Loss values are output during training, as shown in the following figure. Although loss values may fluctuate, they gradually decrease and the accuracy gradually increases in general. Loss values displayed each time may be different because of their randomicity.

The following is an example of loss values output during training:

```bash
...
epoch: 1 step: 262, loss is 1.9212162
epoch: 1 step: 263, loss is 1.8498616
epoch: 1 step: 264, loss is 1.7990671
epoch: 1 step: 265, loss is 1.9492403
epoch: 1 step: 266, loss is 2.0305142
epoch: 1 step: 267, loss is 2.0657792
epoch: 1 step: 268, loss is 1.9582214
epoch: 1 step: 269, loss is 0.9459006
epoch: 1 step: 270, loss is 0.8167224
epoch: 1 step: 271, loss is 0.7432692
...
```

The following is an example of model files saved after training:

```bash
checkpoint_lenet-1_1875.ckpt
```

In the preceding information:  
`checkpoint_lenet-1_1875.ckpt`: saved model parameter file. The following refers to saved files as well. The file name format is checkpoint_{network name}-{epoch No.}_{step No.}.ckpt.

## Validating the Model

After get the model file, we verify the generalization ability of the model.


```python
from mindspore.train.serialization import load_checkpoint, load_param_into_net

def test_net(args,network,model,mnist_path):
    """define the evaluation method"""
    print("============== Starting Testing ==============")
    #load the saved model for evaluation
    param_dict = load_checkpoint("checkpoint_lenet-1_1875.ckpt")
    #load parameter to the network
    load_param_into_net(network, param_dict)
    #load testing dataset
    ds_eval = create_dataset(os.path.join(mnist_path, "test")) # test
    acc = model.eval(ds_eval, dataset_sink_mode=False)
    print("============== Accuracy:{} ==============".format(acc))

if __name__ == "__main__":
    ...
    test_net(args, network, model, mnist_path)
```

In the preceding information:   
`load_checkpoint()`: This API is used to load the CheckPoint model parameter file and return a parameter dictionary.  
`checkpoint_lenet-3_1404.ckpt`: name of the saved CheckPoint model file.  
`load_param_into_net`: This API is used to load parameters to the network.

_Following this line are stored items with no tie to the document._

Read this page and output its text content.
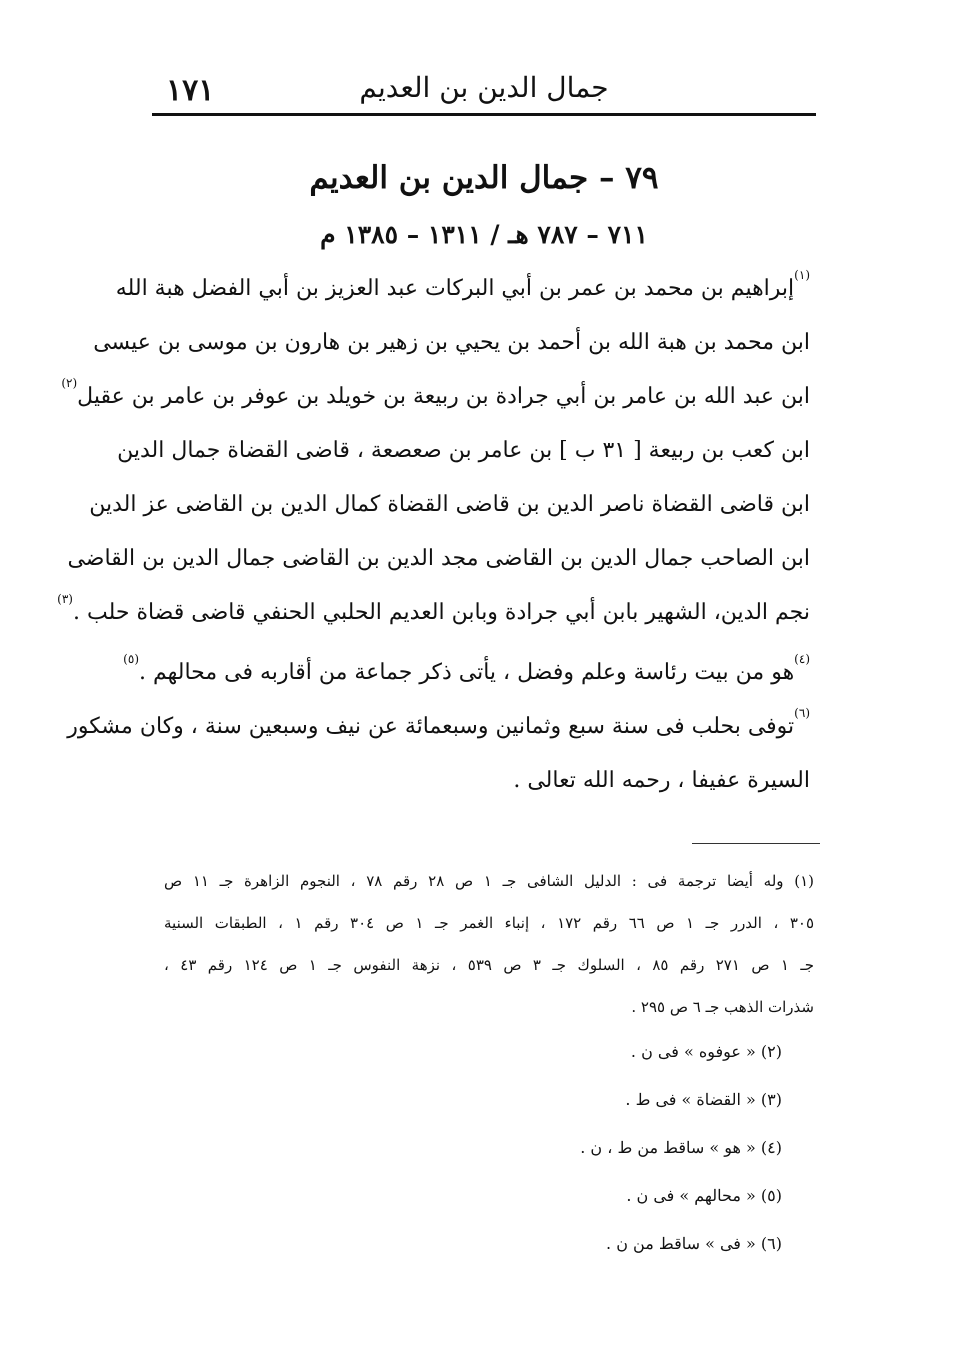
١٧١	جمال الدين بن العديم
٧٩ – جمال الدين بن العديم
٧١١ – ٧٨٧ هـ / ١٣١١ – ١٣٨٥ م
$^{(١)}$إبراهيم بن محمد بن عمر بن أبي البركات عبد العزيز بن أبي الفضل هبة الله
ابن محمد بن هبة الله بن أحمد بن يحيي بن زهير بن هارون بن موسى بن عيسى
ابن عبد الله بن عامر بن أبي جرادة بن ربيعة بن خويلد بن عوفر بن عامر بن عقيل$^{(٢)}$
ابن كعب بن ربيعة [ ٣١ ب ] بن عامر بن صعصعة ، قاضى القضاة جمال الدين
ابن قاضى القضاة ناصر الدين بن قاضى القضاة كمال الدين بن القاضى عز الدين
ابن الصاحب جمال الدين بن القاضى مجد الدين بن القاضى جمال الدين بن القاضى
نجم الدين، الشهير بابن أبي جرادة وبابن العديم الحلبي الحنفي قاضى قضاة حلب .$^{(٣)}$
$^{(٤)}$هو من بيت رئاسة وعلم وفضل ، يأتى ذكر جماعة من أقاربه فى محالهم .$^{(٥)}$
$^{(٦)}$توفى بحلب فى سنة سبع وثمانين وسبعمائة عن نيف وسبعين سنة ، وكان مشكور
السيرة عفيفا ، رحمه الله تعالى .
(١) وله أيضا ترجمة فى : الدليل الشافى جـ ١ ص ٢٨ رقم ٧٨ ، النجوم الزاهرة جـ ١١ ص
٣٠٥ ، الدرر جـ ١ ص ٦٦ رقم ١٧٢ ، إنباء الغمر جـ ١ ص ٣٠٤ رقم ١ ، الطبقات السنية
جـ ١ ص ٢٧١ رقم ٨٥ ، السلوك جـ ٣ ص ٥٣٩ ، نزهة النفوس جـ ١ ص ١٢٤ رقم ٤٣ ،
شذرات الذهب جـ ٦ ص ٢٩٥ .
(٢) « عوفوه » فى ن .
(٣) « القضاة » فى ط .
(٤) « هو » ساقط من ط ، ن .
(٥) « محالهم » فى ن .
(٦) « فى » ساقط من ن .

Run the script using the following command:
```
python lenet.py --device_target=CPU
```
In the preceding information: 
`Lenet. Py`: the script file you wrote.
`--device_target CPU`: Specify the hardware platform.The parameters are 'CPU', 'GPU' or 'Ascend'.

Command output similar to the following is displayed:

```
============== Starting Testing ==============
============== Accuracy:{'Accuracy': 0.9742588141025641} ==============
```

The model accuracy data is displayed in the output content. In the example, the accuracy reaches 97.4%, indicating a good model quality.